I find it insulting when major brands choose fashion models instead of real athletes. That tells me they value a certain look and body type over my own skill and the fact that I actually use their performance clothing to perform. Even on a simple marketing level, choosing athletes makes sense to me. Period. Brands need to maintain loyalty to their products and their consumers. Part of the way athletic-wear companies should do this is by marketing their gear on the athletes who actually use it—it’s that simple.
So why are female athletes passed over in favor of models?
Well, for one, they have massive social followings that help sell product. Gigi Hadid’s Instagram game (34.9 million followers) is more than three times greater than professional boxer Ronda Rousey’s (9.7). I understand the lure of those numbers. I also understand that celebrity endorsements do not always parallel one’s actual profession. It’s common to see actors or musicians promoting skin care lines, perfumes, cars, and so on. Athletes will often promote items tangential to their sports, too: I have been part of campaigns that have nothing to do with rock climbing, including working with a tire company. (They wanted to exemplify grit and grip.)
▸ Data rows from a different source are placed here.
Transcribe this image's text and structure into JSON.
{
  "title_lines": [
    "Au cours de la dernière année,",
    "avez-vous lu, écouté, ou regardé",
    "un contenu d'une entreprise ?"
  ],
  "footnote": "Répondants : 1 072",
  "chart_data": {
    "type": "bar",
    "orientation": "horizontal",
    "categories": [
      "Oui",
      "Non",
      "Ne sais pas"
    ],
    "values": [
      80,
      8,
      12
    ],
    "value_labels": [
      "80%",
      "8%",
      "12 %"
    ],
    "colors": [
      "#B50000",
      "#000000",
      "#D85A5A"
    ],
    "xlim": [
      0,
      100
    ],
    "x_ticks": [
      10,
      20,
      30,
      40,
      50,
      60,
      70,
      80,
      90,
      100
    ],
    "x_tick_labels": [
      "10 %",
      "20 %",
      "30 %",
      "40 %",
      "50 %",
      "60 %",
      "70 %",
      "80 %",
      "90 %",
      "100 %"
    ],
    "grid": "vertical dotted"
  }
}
But I believe outdoor brands—especially mainstream ones like Nike and Adidas, which have the broadest reach—have a responsibility to remain authentic. These athletic-wear brands are selling apparel, accessories, and shoes for performance, and they should show the people who have worked every day to perform in that sport at their peak skill level.
If these brands don’t remain true to that base, they risk alienating people, especially women, from participating in the outdoor world. When we sell sportswear with models, we’re celebrating one body type and failing to depict what strength actually looks like in that sport. When I see a performance brand advertising an athlete, I want to see what those athletes actually look like—muscle intonations, powerful thighs, ripped biceps, and all.
Some brands are getting it right. Under Armour's marketing campaign featuring Misty Copeland and Lindsey Vonn is incredibly powerful. Even Adidas has done a good job showcasing professional female climbers wearing its Outdoor line. We need more of this.
Brand advertising should reflect a balanced, realistic view of female athletes—from grace and beauty to physical strength, endurance, and power. With this imagery, we can encourage, inspire, and rethink what “fit” looks like. If the marketing campaigns fail to recognize the power of the image of the authentic female athlete, we threaten the empowerment sport can bring.
High-fashion polish is wrong for the outdoor industry. We need to show the grit, unconventional strength, and diverse body types required by the sports we love.